Society, Hospitality, and the Kingdom

What difference does it make who you eat with?

Before you jump to too quick an answer, allow yourself to mentally relive the horrors of the middle school and/or high school cafeteria.

You sit with your friends. You sit with people like you. You hope for folks you think are cool and/or cute to join you if you’re sitting first. (Someone thinks she knows why all the black kids sit together in the cafeteria…)

Choice of who we eat with typically reinforces our social norms. When we share food together, we are quite often, if tacitly, confirming a likeness: we are family, we are Christians, we are neighbors, we are friends.
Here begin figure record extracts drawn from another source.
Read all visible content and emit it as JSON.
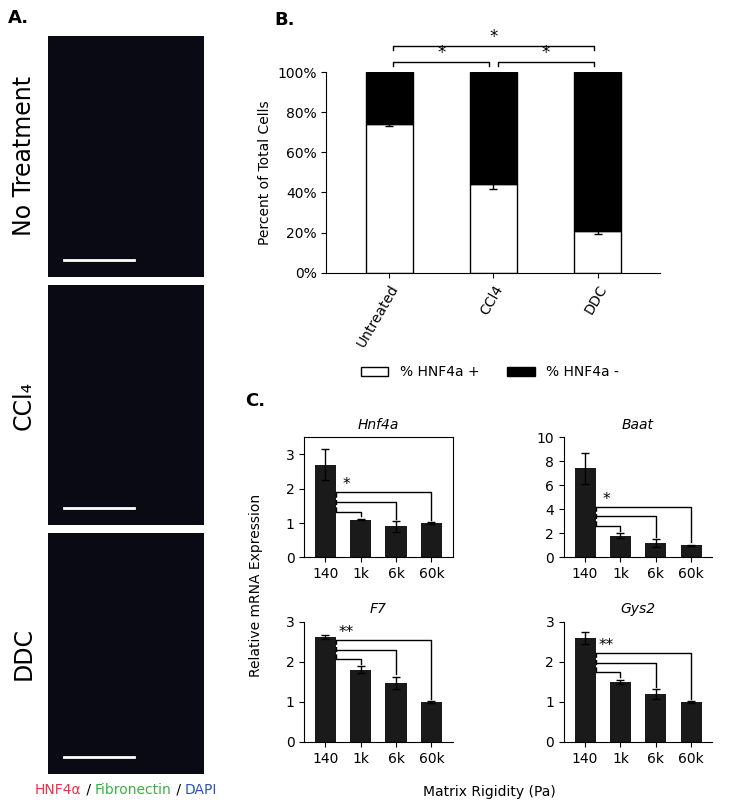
{
  "image_panel": {
    "panel": "A.",
    "rows": [
      "No Treatment",
      "CCl₄",
      "DDC"
    ],
    "stain_legend": {
      "items": [
        {
          "text": "HNF4α",
          "color": "#e8324b"
        },
        {
          "text": "Fibronectin",
          "color": "#3cb043"
        },
        {
          "text": "DAPI",
          "color": "#2a52be"
        }
      ],
      "separator": " / "
    }
  },
  "panel_c": {
    "panel": "C.",
    "x_label": "Matrix Rigidity (Pa)",
    "y_label": "Relative mRNA Expression"
  },
  "chart_data": [
    {
      "type": "bar",
      "panel": "B.",
      "stacked": true,
      "y_label": "Percent of Total Cells",
      "categories": [
        "Untreated",
        "CCl4",
        "DDC"
      ],
      "series": [
        {
          "name": "% HNF4a +",
          "color": "#ffffff",
          "values": [
            74,
            44,
            21
          ],
          "errors": [
            1,
            2.5,
            1.5
          ]
        },
        {
          "name": "% HNF4a -",
          "color": "#000000",
          "values": [
            26,
            56,
            79
          ],
          "errors": [
            1,
            2.5,
            1.5
          ]
        }
      ],
      "ylim": [
        0,
        100
      ],
      "yticks": [
        {
          "value": 0,
          "label": "0%"
        },
        {
          "value": 20,
          "label": "20%"
        },
        {
          "value": 40,
          "label": "40%"
        },
        {
          "value": 60,
          "label": "60%"
        },
        {
          "value": 80,
          "label": "80%"
        },
        {
          "value": 100,
          "label": "100%"
        }
      ],
      "legend": "bottom",
      "significance": [
        {
          "pair": [
            "Untreated",
            "CCl4"
          ],
          "label": "*"
        },
        {
          "pair": [
            "CCl4",
            "DDC"
          ],
          "label": "*"
        },
        {
          "pair": [
            "Untreated",
            "DDC"
          ],
          "label": "*"
        }
      ]
    },
    {
      "type": "bar",
      "title": "Hnf4a",
      "categories": [
        "140",
        "1k",
        "6k",
        "60k"
      ],
      "color": "#1a1a1a",
      "values": [
        2.7,
        1.1,
        0.9,
        1.0
      ],
      "errors": [
        0.45,
        0.02,
        0.15,
        0.02
      ],
      "ylim": [
        0,
        3.5
      ],
      "yticks": [
        0,
        1,
        2,
        3
      ],
      "significance": {
        "from": "140",
        "to": [
          "1k",
          "6k",
          "60k"
        ],
        "label": "*"
      }
    },
    {
      "type": "bar",
      "title": "Baat",
      "categories": [
        "140",
        "1k",
        "6k",
        "60k"
      ],
      "color": "#1a1a1a",
      "values": [
        7.4,
        1.8,
        1.2,
        1.0
      ],
      "errors": [
        1.3,
        0.2,
        0.3,
        0.05
      ],
      "ylim": [
        0,
        10
      ],
      "yticks": [
        0,
        2,
        4,
        6,
        8,
        10
      ],
      "significance": {
        "from": "140",
        "to": [
          "1k",
          "6k",
          "60k"
        ],
        "label": "*"
      }
    },
    {
      "type": "bar",
      "title": "F7",
      "categories": [
        "140",
        "1k",
        "6k",
        "60k"
      ],
      "color": "#1a1a1a",
      "values": [
        2.62,
        1.8,
        1.47,
        1.0
      ],
      "errors": [
        0.05,
        0.08,
        0.15,
        0.02
      ],
      "ylim": [
        0,
        3
      ],
      "yticks": [
        0,
        1,
        2,
        3
      ],
      "significance": {
        "from": "140",
        "to": [
          "1k",
          "6k",
          "60k"
        ],
        "label": "**"
      }
    },
    {
      "type": "bar",
      "title": "Gys2",
      "categories": [
        "140",
        "1k",
        "6k",
        "60k"
      ],
      "color": "#1a1a1a",
      "values": [
        2.6,
        1.5,
        1.2,
        1.0
      ],
      "errors": [
        0.15,
        0.05,
        0.12,
        0.02
      ],
      "ylim": [
        0,
        3
      ],
      "yticks": [
        0,
        1,
        2,
        3
      ],
      "significance": {
        "from": "140",
        "to": [
          "1k",
          "6k",
          "60k"
        ],
        "label": "**"
      }
    }
  ]
}
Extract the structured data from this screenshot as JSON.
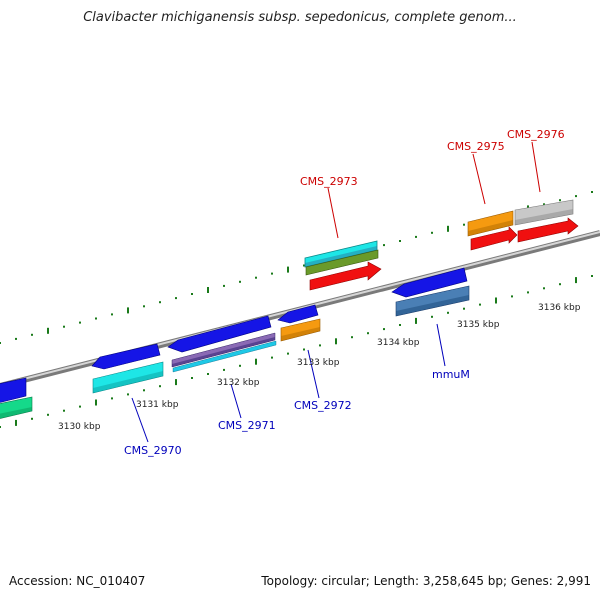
{
  "title": "Clavibacter michiganensis subsp. sepedonicus, complete genom...",
  "footer": {
    "accession": "Accession: NC_010407",
    "summary": "Topology: circular; Length: 3,258,645 bp; Genes: 2,991"
  },
  "ruler": {
    "kbp_labels": [
      "3130 kbp",
      "3131 kbp",
      "3132 kbp",
      "3133 kbp",
      "3134 kbp",
      "3135 kbp",
      "3136 kbp"
    ]
  },
  "colors": {
    "backbone": "#8a8a8a",
    "tick": "#1a7a1a",
    "label_forward": "#cc0000",
    "label_reverse": "#0000bb",
    "gene_blue": "#1515e6",
    "gene_cyan": "#1ee6e6",
    "gene_red": "#f01010",
    "gene_orange": "#f59a10",
    "gene_gray": "#c8c8c8",
    "gene_steel": "#4a7fb5",
    "gene_green": "#15d98a",
    "gene_olive": "#6a9a2a",
    "gene_purple": "#8a6ab5"
  },
  "gene_labels": [
    {
      "name": "CMS_2973",
      "strand": "forward"
    },
    {
      "name": "CMS_2975",
      "strand": "forward"
    },
    {
      "name": "CMS_2976",
      "strand": "forward"
    },
    {
      "name": "CMS_2970",
      "strand": "reverse"
    },
    {
      "name": "CMS_2971",
      "strand": "reverse"
    },
    {
      "name": "CMS_2972",
      "strand": "reverse"
    },
    {
      "name": "mmuM",
      "strand": "reverse"
    }
  ]
}
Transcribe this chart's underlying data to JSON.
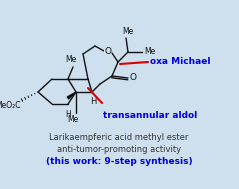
{
  "bg_color": "#cee0ee",
  "title_line1": "Larikaempferic acid methyl ester",
  "title_line2": "anti-tumor-promoting activity",
  "title_line3": "(this work: 9-step synthesis)",
  "label_oxa": "oxa Michael",
  "label_trans": "transannular aldol",
  "label_color_blue": "#0000dd",
  "label_color_red": "#dd0000",
  "text_color": "#333333",
  "title_fontsize": 6.0,
  "label_fontsize": 6.5,
  "struct_scale": 1.0
}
This morning I heard a sermon on hospitality. It took up the hard words of Jesus in Luke 14:

  • Don’t choose places of honor at the banquet–you might be humbled.
  • Don’t invite friends or family to your meal–they might invite you back!
  • Compel people to join the marriage feast!
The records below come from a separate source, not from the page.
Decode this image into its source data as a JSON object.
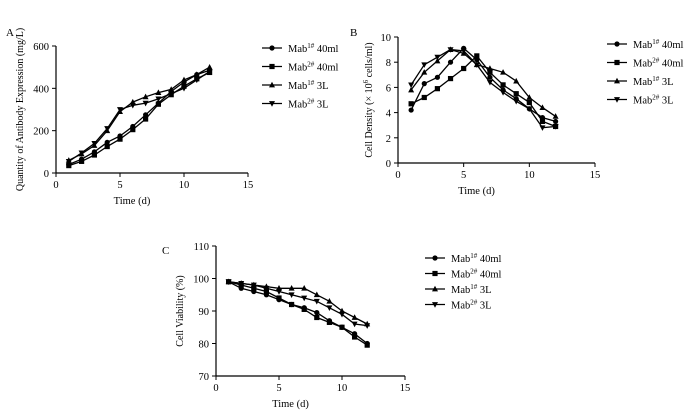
{
  "colors": {
    "ink": "#000000",
    "background": "#ffffff"
  },
  "chart_data": [
    {
      "panel": "A",
      "type": "line",
      "title": "",
      "xlabel": "Time (d)",
      "ylabel": "Quantity of Antibody Expression (mg/L)",
      "xlim": [
        0,
        15
      ],
      "ylim": [
        0,
        600
      ],
      "xticks": [
        0,
        5,
        10,
        15
      ],
      "yticks": [
        0,
        200,
        400,
        600
      ],
      "grid": false,
      "legend_position": "right",
      "series": [
        {
          "name": "Mab1# 40ml",
          "base": "Mab",
          "sup": "1#",
          "rest": " 40ml",
          "marker": "circle",
          "x": [
            1,
            2,
            3,
            4,
            5,
            6,
            7,
            8,
            9,
            10,
            11,
            12
          ],
          "y": [
            40,
            65,
            100,
            145,
            175,
            220,
            275,
            330,
            385,
            430,
            465,
            485
          ]
        },
        {
          "name": "Mab2# 40ml",
          "base": "Mab",
          "sup": "2#",
          "rest": " 40ml",
          "marker": "square",
          "x": [
            1,
            2,
            3,
            4,
            5,
            6,
            7,
            8,
            9,
            10,
            11,
            12
          ],
          "y": [
            35,
            55,
            85,
            125,
            160,
            205,
            255,
            325,
            370,
            410,
            445,
            475
          ]
        },
        {
          "name": "Mab1# 3L",
          "base": "Mab",
          "sup": "1#",
          "rest": " 3L",
          "marker": "triangle",
          "x": [
            1,
            2,
            3,
            4,
            5,
            6,
            7,
            8,
            9,
            10,
            11,
            12
          ],
          "y": [
            60,
            90,
            130,
            200,
            290,
            335,
            360,
            380,
            395,
            440,
            465,
            500
          ]
        },
        {
          "name": "Mab2# 3L",
          "base": "Mab",
          "sup": "2#",
          "rest": " 3L",
          "marker": "triangle-down",
          "x": [
            1,
            2,
            3,
            4,
            5,
            6,
            7,
            8,
            9,
            10,
            11,
            12
          ],
          "y": [
            55,
            95,
            140,
            210,
            300,
            320,
            330,
            350,
            375,
            400,
            440,
            480
          ]
        }
      ]
    },
    {
      "panel": "B",
      "type": "line",
      "title": "",
      "xlabel": "Time (d)",
      "ylabel": "Cell Density (×10^6 cells/ml)",
      "ylabel_parts": {
        "pre": "Cell Density (× 10",
        "sup": "6",
        "post": " cells/ml)"
      },
      "xlim": [
        0,
        15
      ],
      "ylim": [
        0,
        10
      ],
      "xticks": [
        0,
        5,
        10,
        15
      ],
      "yticks": [
        0,
        2,
        4,
        6,
        8,
        10
      ],
      "grid": false,
      "legend_position": "right",
      "series": [
        {
          "name": "Mab1# 40ml",
          "base": "Mab",
          "sup": "1#",
          "rest": " 40ml",
          "marker": "circle",
          "x": [
            1,
            2,
            3,
            4,
            5,
            6,
            7,
            8,
            9,
            10,
            11,
            12
          ],
          "y": [
            4.2,
            6.3,
            6.8,
            8.0,
            9.1,
            8.2,
            6.8,
            5.8,
            5.1,
            4.3,
            3.6,
            3.3
          ]
        },
        {
          "name": "Mab2# 40ml",
          "base": "Mab",
          "sup": "2#",
          "rest": " 40ml",
          "marker": "square",
          "x": [
            1,
            2,
            3,
            4,
            5,
            6,
            7,
            8,
            9,
            10,
            11,
            12
          ],
          "y": [
            4.7,
            5.2,
            5.9,
            6.7,
            7.5,
            8.5,
            7.2,
            6.2,
            5.5,
            4.8,
            3.3,
            2.9
          ]
        },
        {
          "name": "Mab1# 3L",
          "base": "Mab",
          "sup": "1#",
          "rest": " 3L",
          "marker": "triangle",
          "x": [
            1,
            2,
            3,
            4,
            5,
            6,
            7,
            8,
            9,
            10,
            11,
            12
          ],
          "y": [
            5.8,
            7.2,
            8.1,
            9.0,
            8.7,
            7.8,
            7.5,
            7.2,
            6.5,
            5.2,
            4.4,
            3.7
          ]
        },
        {
          "name": "Mab2# 3L",
          "base": "Mab",
          "sup": "2#",
          "rest": " 3L",
          "marker": "triangle-down",
          "x": [
            1,
            2,
            3,
            4,
            5,
            6,
            7,
            8,
            9,
            10,
            11,
            12
          ],
          "y": [
            6.2,
            7.8,
            8.4,
            9.0,
            8.9,
            7.8,
            6.4,
            5.6,
            4.9,
            4.3,
            2.8,
            2.9
          ]
        }
      ]
    },
    {
      "panel": "C",
      "type": "line",
      "title": "",
      "xlabel": "Time (d)",
      "ylabel": "Cell Viability (%)",
      "xlim": [
        0,
        15
      ],
      "ylim": [
        70,
        110
      ],
      "xticks": [
        0,
        5,
        10,
        15
      ],
      "yticks": [
        70,
        80,
        90,
        100,
        110
      ],
      "grid": false,
      "legend_position": "right",
      "series": [
        {
          "name": "Mab1# 40ml",
          "base": "Mab",
          "sup": "1#",
          "rest": " 40ml",
          "marker": "circle",
          "x": [
            1,
            2,
            3,
            4,
            5,
            6,
            7,
            8,
            9,
            10,
            11,
            12
          ],
          "y": [
            99,
            97,
            96,
            95,
            93.5,
            92,
            91,
            89.5,
            87,
            85,
            83,
            80
          ]
        },
        {
          "name": "Mab2# 40ml",
          "base": "Mab",
          "sup": "2#",
          "rest": " 40ml",
          "marker": "square",
          "x": [
            1,
            2,
            3,
            4,
            5,
            6,
            7,
            8,
            9,
            10,
            11,
            12
          ],
          "y": [
            99,
            98,
            97,
            96,
            94,
            92,
            90.5,
            88,
            86.5,
            85,
            82,
            79.5
          ]
        },
        {
          "name": "Mab1# 3L",
          "base": "Mab",
          "sup": "1#",
          "rest": " 3L",
          "marker": "triangle",
          "x": [
            1,
            2,
            3,
            4,
            5,
            6,
            7,
            8,
            9,
            10,
            11,
            12
          ],
          "y": [
            99,
            98.5,
            98,
            97.5,
            97,
            97,
            97,
            95,
            93,
            90,
            88,
            86
          ]
        },
        {
          "name": "Mab2# 3L",
          "base": "Mab",
          "sup": "2#",
          "rest": " 3L",
          "marker": "triangle-down",
          "x": [
            1,
            2,
            3,
            4,
            5,
            6,
            7,
            8,
            9,
            10,
            11,
            12
          ],
          "y": [
            99,
            98.5,
            98,
            97,
            96,
            95,
            94,
            93,
            91,
            89,
            86,
            85.5
          ]
        }
      ]
    }
  ]
}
The Kingdom of God warns us about how we eat.

If we use our meals as an opportunity to reinforce our social standing, we may be in for a humbling surprise.
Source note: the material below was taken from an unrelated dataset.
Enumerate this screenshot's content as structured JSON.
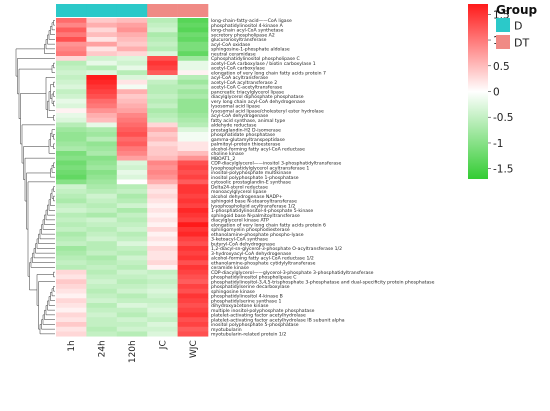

If we decline to use our meals as an opportunity to transcend social boundaries, actively reaching “downward,” we may be in for a humbling surprise.

And, one of the important points from this morning’s sermon, if we don’t live as though the Kingdom of God is a social as it is “spiritual,” we have missed the point.

The Kingdom of God which comes and announces glorification to the humble is supposed to be reflected on earth. That earthly reflection is to be the church. We are to be the ones who demonstrate in our life together and lives individually the world-subverting hospitality of God.

Now, who should we invite over for dinner…

4 Responses to “Society, Hospitality, and the Kingdom”

  1. Brad Brisco June 3, 2012 at 12:24 pm #

    J.R., any chance of the message that you heard being available anywhere? Like what you have said in this post.

  2. John Shakespeare June 4, 2012 at 9:47 am #

    ‘… if we don’t live as though the Kingdom of God is a [sic] social as it is “spiritual,” we have missed the point….

    (Presumably you meant ‘as social’.) Hmm. I’m not sure I agree. I wonder what this ‘spiritual’ is. I suspect that the idea that there is something ‘spiritual’ in addition to, or in apposition to, or distinct from the social — that’s what misses the point.